Dalam perikop yang oleh LAI diberi judul  "Berjaga-jaga" (ITes. 5:1-11), Rasul Paulus memberi penegasan hari Tuhan yang  memang sangat dirindukan oleh umat Kristen di abad pertama. Ada begitu banyak pesan yang dikedepankan Paulus bagi umat dalam menyongsong Hari Tuhan, hari kedatangan Yesus yang kedua kali. Karena hari itu tidak diketahui dengan pasti kapan terjadinya, Paulus meminta agar umat berjaga-jaga dan sadar (1 Tes.5:6). Karena pada zaman itu juga muncul beragam pandangan seputar Hari Tuhan, seolah hari itu diwarnai oleh penghukuman terhadap umat, maka ia memberi penguatan bagi umat dengan menyatakan bahwa "Allah tidak menetapkan kita untuk ditimpa murka tetapi untuk beroleh keselamatan oleh Yesus Kristus ...".
Sebagai pemimpin umat, Paulus memberi penguatan iman berdasarkan pemikiran teologis yang menjadi khazanah kekristenan, agar umat tidak pesimis dan terbelenggu pada pemikiran yang sia-sia. Istilah "murka" dan "keselamatan oleh Yesus Kristus" adalah dua kata paradoksal dan kontradiktif yang sengaja diekspos Paulus; bukan sekadar sebagai pemuas batin bagi umat yang tengah didera derita, melainkan sebagai pengulangan, repetitio, terhadap apa yang pernah Yesus ucapkan (vide: Yoh. 3:16---18).

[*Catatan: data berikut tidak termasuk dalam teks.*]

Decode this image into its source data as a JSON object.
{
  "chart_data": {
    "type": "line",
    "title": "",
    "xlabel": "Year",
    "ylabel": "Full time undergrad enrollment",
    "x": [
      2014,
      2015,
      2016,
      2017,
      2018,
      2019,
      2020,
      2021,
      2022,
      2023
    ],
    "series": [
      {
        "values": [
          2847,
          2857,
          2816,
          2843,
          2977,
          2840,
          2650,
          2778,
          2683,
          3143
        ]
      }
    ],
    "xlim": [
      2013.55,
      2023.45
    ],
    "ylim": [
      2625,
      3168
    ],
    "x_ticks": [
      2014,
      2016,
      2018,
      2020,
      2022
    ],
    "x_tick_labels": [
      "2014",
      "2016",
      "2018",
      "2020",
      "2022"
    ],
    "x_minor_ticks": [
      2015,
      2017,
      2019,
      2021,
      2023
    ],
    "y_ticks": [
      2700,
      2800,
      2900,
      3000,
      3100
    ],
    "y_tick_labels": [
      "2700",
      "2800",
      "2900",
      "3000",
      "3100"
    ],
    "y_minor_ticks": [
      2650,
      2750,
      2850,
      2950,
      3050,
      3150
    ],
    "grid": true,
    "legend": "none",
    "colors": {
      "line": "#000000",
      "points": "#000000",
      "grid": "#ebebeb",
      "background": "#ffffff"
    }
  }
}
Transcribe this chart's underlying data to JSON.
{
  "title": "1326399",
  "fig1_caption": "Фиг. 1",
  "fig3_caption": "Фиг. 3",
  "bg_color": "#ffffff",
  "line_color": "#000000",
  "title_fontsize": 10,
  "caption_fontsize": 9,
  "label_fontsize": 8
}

Ungkapan Paulus yang dikutip di bagian awal tulisan ini masih tetap penting, relevan, dan aktual bagi Gereja yang hidup di era milenial. Di era ini Gereja tetap mengalami penderitaan: pemasungan kebebasan beragama, kesulitan mendapat izin pembangunan gedung gereja, penodaan agama lewat buku, ceramah, medsos, pernyataan bahwa Alkitab itu telah dipalsukan dan fiktif, gerakan ofensif penyiaran agama di "kantung-kantung Kristen". Menghadapi realitas ini Gereja dan kekristenan harus solid, tidak ignore, tidak berlindung di balik eufemisme dan perdebatan linguistik yang mubazir, memperkuat warga Gereja dan bukan membingungkannya. Kita harus sadar dan berjaga-jaga, setia kepada Yesus Kristus. Kita juga harus tetap mendoakan dan mengasihi mereka yang membenci kita seperti yang diajarkan Yesus kepada kita. Ingat dan catat kita beriman dan percaya kepada JURU SELAMAT YESUS KRISTUS dan BUKAN kepada GURU SELAMAT YESUS KRISTUS!